Duncan mostly records gospel groups, but he's recorded several other genres, including country, folk, rock 'n' roll, and some vocal groups. Some of the better-known people he's recorded include Danny Hutchins Jr., a piano player for country musician Charlie Pride; Gary Prim, who became a sessions player and producer; and Woody Wright, who also went on to become a producer. He recently recorded nine 80-minute CDs by Dr. Dale Henry, a motivational speaker from Harriman. He also recorded an odd album of songs and spoken-word pieces on hunting, by Jim Bowman.

"I've done so much I almost forgot what I've done," he says.

Most of the people he records are unknown and will remain in obscurity. The gospel groups he records don't have the skills or the ambition to make it in the business.

"You've got to have some talent and most of them don't," he says. "And you've got to sell out."

"It's harder to satisfy people than it used to be. I get groups that are not very good that are a big problem. I think they dream about how they're supposed to sound.
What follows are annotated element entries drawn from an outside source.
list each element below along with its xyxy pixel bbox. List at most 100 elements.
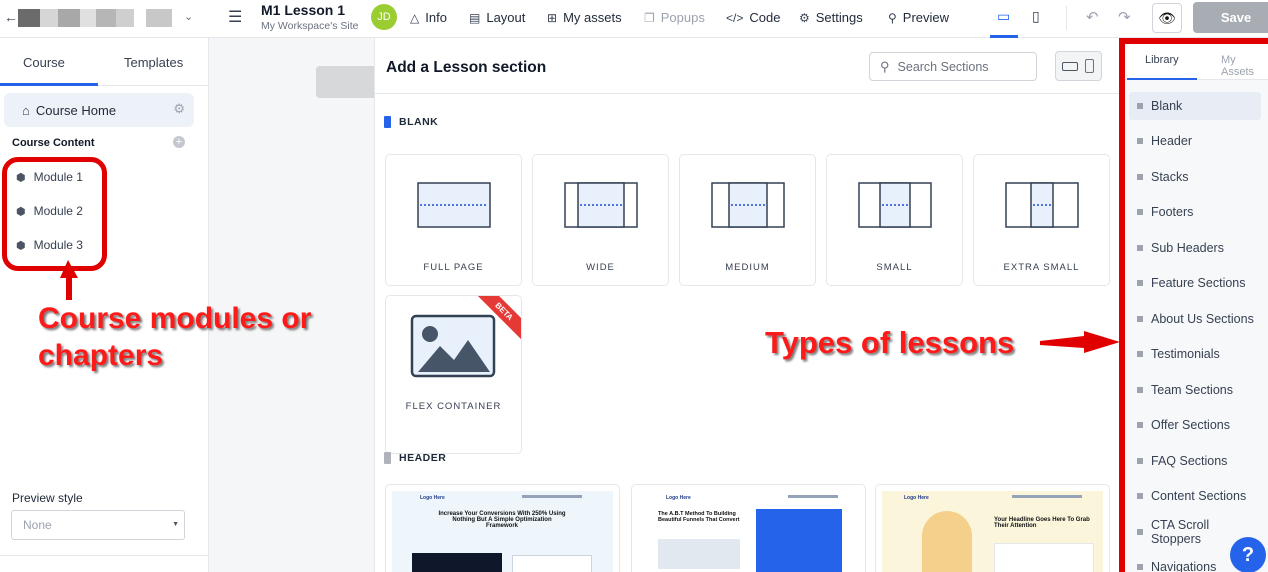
course-content-label: Course Content xyxy=(12,137,95,149)
library-panel: Library My Assets Blank Header Stacks Fo… xyxy=(1119,38,1268,572)
divider xyxy=(1066,6,1067,30)
template-nav xyxy=(1012,495,1082,498)
arrow-left-icon[interactable]: ← xyxy=(4,9,18,25)
nav-preview[interactable]: ⚲ Preview xyxy=(888,10,949,25)
bullet-icon xyxy=(1137,387,1143,393)
blank-card-extra-small[interactable]: EXTRA SMALL xyxy=(973,154,1110,286)
course-home-item[interactable]: ⌂ Course Home ⚙ xyxy=(4,93,194,127)
settings-icon: ⚙ xyxy=(799,10,810,25)
home-icon: ⌂ xyxy=(22,102,30,118)
mobile-preview-icon[interactable] xyxy=(1085,59,1094,73)
warning-triangle-icon: △ xyxy=(410,10,420,25)
search-placeholder: Search Sections xyxy=(897,59,989,74)
nav-popups[interactable]: ❐ Popups xyxy=(644,10,705,25)
tab-library[interactable]: Library xyxy=(1145,54,1179,66)
question-mark-icon[interactable]: ? xyxy=(1230,537,1266,572)
bullet-icon xyxy=(1137,529,1143,535)
blank-card-wide[interactable]: WIDE xyxy=(532,154,669,286)
header-template-3[interactable]: Logo Here Your Headline Goes Here To Gra… xyxy=(875,484,1110,572)
tab-templates[interactable]: Templates xyxy=(124,55,183,70)
library-item-sub-headers[interactable]: Sub Headers xyxy=(1129,234,1261,262)
modal-header: Add a Lesson section ⚲ Search Sections xyxy=(375,38,1120,94)
annotation-text: Types of lessons xyxy=(765,325,1015,360)
header-template-2[interactable]: Logo Here The A.B.T Method To Building B… xyxy=(631,484,866,572)
section-heading-header: HEADER xyxy=(384,452,446,464)
canvas-placeholder-button[interactable] xyxy=(316,66,374,98)
nav-settings[interactable]: ⚙ Settings xyxy=(799,10,863,25)
tab-course[interactable]: Course xyxy=(23,55,65,70)
header-template-1[interactable]: Logo Here Increase Your Conversions With… xyxy=(385,484,620,572)
bullet-icon xyxy=(1137,174,1143,180)
library-item-footers[interactable]: Footers xyxy=(1129,198,1261,226)
avatar[interactable]: JD xyxy=(371,4,397,30)
flex-container-card[interactable]: BETA FLEX CONTAINER xyxy=(385,295,522,454)
hamburger-menu-icon[interactable]: ☰ xyxy=(228,7,242,27)
bullet-icon xyxy=(1137,564,1143,570)
chevron-down-icon[interactable]: ⌄ xyxy=(184,10,193,23)
course-home-label: Course Home xyxy=(35,102,117,118)
library-item-offer-sections[interactable]: Offer Sections xyxy=(1129,411,1261,439)
library-item-stacks[interactable]: Stacks xyxy=(1129,163,1261,191)
library-item-content-sections[interactable]: Content Sections xyxy=(1129,482,1261,510)
bullet-icon xyxy=(1137,245,1143,251)
gear-icon[interactable]: ⚙ xyxy=(173,101,185,117)
caret-down-icon: ▼ xyxy=(172,521,179,528)
view-toggle[interactable] xyxy=(1055,51,1102,81)
desktop-preview-icon[interactable] xyxy=(1062,62,1078,71)
library-item-about-us-sections[interactable]: About Us Sections xyxy=(1129,305,1261,333)
code-icon: </> xyxy=(726,10,744,25)
add-section-modal: Add a Lesson section ⚲ Search Sections B… xyxy=(374,38,1120,572)
bullet-icon xyxy=(1137,458,1143,464)
template-image xyxy=(756,509,842,572)
blurred-site-name[interactable] xyxy=(18,9,172,27)
bullet-icon xyxy=(1137,316,1143,322)
search-sections-input[interactable]: ⚲ Search Sections xyxy=(869,52,1037,81)
tab-my-assets[interactable]: My Assets xyxy=(1221,54,1268,78)
library-item-testimonials[interactable]: Testimonials xyxy=(1129,340,1261,368)
template-person-image xyxy=(922,511,972,572)
template-headline: Increase Your Conversions With 250% Usin… xyxy=(438,511,566,529)
medium-layout-icon xyxy=(711,182,785,228)
popups-icon: ❐ xyxy=(644,10,655,25)
save-button[interactable]: Save xyxy=(1193,2,1268,33)
template-logo: Logo Here xyxy=(420,495,445,501)
template-form xyxy=(658,539,740,569)
search-icon: ⚲ xyxy=(888,10,897,25)
section-heading-blank: BLANK xyxy=(384,116,438,128)
blank-card-medium[interactable]: MEDIUM xyxy=(679,154,816,286)
template-headline: The A.B.T Method To Building Beautiful F… xyxy=(658,511,740,523)
preview-style-select[interactable]: None ▼ xyxy=(11,510,185,540)
undo-icon[interactable]: ↶ xyxy=(1086,8,1099,26)
nav-info[interactable]: △ Info xyxy=(410,10,447,25)
nav-code[interactable]: </> Code xyxy=(726,10,780,25)
modal-title: Add a Lesson section xyxy=(386,59,547,76)
library-item-team-sections[interactable]: Team Sections xyxy=(1129,376,1261,404)
layout-icon: ▤ xyxy=(469,10,481,25)
template-nav xyxy=(788,495,838,498)
bullet-icon xyxy=(1137,103,1143,109)
mobile-view-icon[interactable]: ▯ xyxy=(1032,8,1040,25)
wide-layout-icon xyxy=(564,182,638,228)
bullet-icon xyxy=(1137,280,1143,286)
redo-icon[interactable]: ↷ xyxy=(1118,8,1131,26)
template-logo: Logo Here xyxy=(666,495,691,501)
add-content-button[interactable]: + xyxy=(173,136,185,148)
active-tab-indicator xyxy=(1127,78,1197,80)
desktop-view-icon[interactable]: ▭ xyxy=(997,8,1010,25)
bullet-icon xyxy=(1137,493,1143,499)
nav-layout[interactable]: ▤ Layout xyxy=(469,10,525,25)
site-name: My Workspace's Site xyxy=(261,20,359,32)
lesson-title: M1 Lesson 1 xyxy=(261,2,346,18)
section-marker xyxy=(384,116,391,128)
library-item-blank[interactable]: Blank xyxy=(1129,92,1261,120)
library-item-faq-sections[interactable]: FAQ Sections xyxy=(1129,447,1261,475)
top-bar: ← ⌄ ☰ M1 Lesson 1 My Workspace's Site JD… xyxy=(0,0,1268,38)
nav-my-assets[interactable]: ⊞ My assets xyxy=(547,10,622,25)
library-tabs: Library My Assets xyxy=(1125,44,1268,80)
library-item-header[interactable]: Header xyxy=(1129,127,1261,155)
library-item-feature-sections[interactable]: Feature Sections xyxy=(1129,269,1261,297)
blank-card-small[interactable]: SMALL xyxy=(826,154,963,286)
blank-card-full-page[interactable]: FULL PAGE xyxy=(385,154,522,286)
eye-icon[interactable]: 👁 xyxy=(1152,3,1182,33)
assets-icon: ⊞ xyxy=(547,10,558,25)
But they're not qualified to make that sound," he says. "They don't understand anything about how to put something together. I'll get guys who have been practicing together for a couple of months but they can't start [a song] together."

There are several other rural studios around Knoxville, including Click Productions in Crossville, Round Mountain Studio in Jamestown, and Hickory Hill Recording in Maryville.

Ressie Pearson, owner of Hickory Hill, was in a bluegrass band in the '80s and wanted someplace to record its music. "We really wanted to make our own records. To do it right, we had to go commercial," she says. By 1992, the studio had replaced the band and became Pearson's sole income. Hickory Hill specializes in acoustic music, but they record all types, Pearson says. "[For acoustic music] you need a good sounding room and you basically need an ear and good-sounding microphones. And you need to know where to put the microphones," she says. "It helps to be familiar with the instrument. When people come to you and say I want my mandolin to sound like David Grisman's, you know what they're talking about."

"The thing you always strive to do is get the energy of the band on the album.... The most difficult part is making sure you give the client the energy they want."

Hickory Hill is a larger-budget operation than Cumberland Sound. "Most people come here when they want to do a project they can make money on," she says.

But it's becoming increasingly easier for artists to record their own music in their home. Equipment is dropping in price and editing and mixing can be done on computers. "Every time someone does it they take that much work away from a studio trying to make it," Duncan says. "I don't have as much booked up as I used to have. There's so many places people can go."

Some do-it-yourselfers still use professional studios, just less so. "There's a lot they can do by themselves. But then they might bring it to me. Unless they have all the equipment I have, it's doubtful they can get high-quality recordings," Pearson says. "A lot of the artists feel more comfortable recording in their own home and then coming to me to do overdubs or mastering in the studio."

Sitting in the control booth of his studio, Duncan picks through a box of CDs he's recorded. Most of them are gospel artists, some of them great singers, he says. Amazingly spry for a man approaching 80, Duncan is philosophical about the business. He learned it by trial and error, making lots of mistakes along the way.

"I wasted a lot of money trying to figure it out. You get your education one way or another. I wouldn't advise anyone going into this business without an education. People would be an absolute idiot to go into it without an education."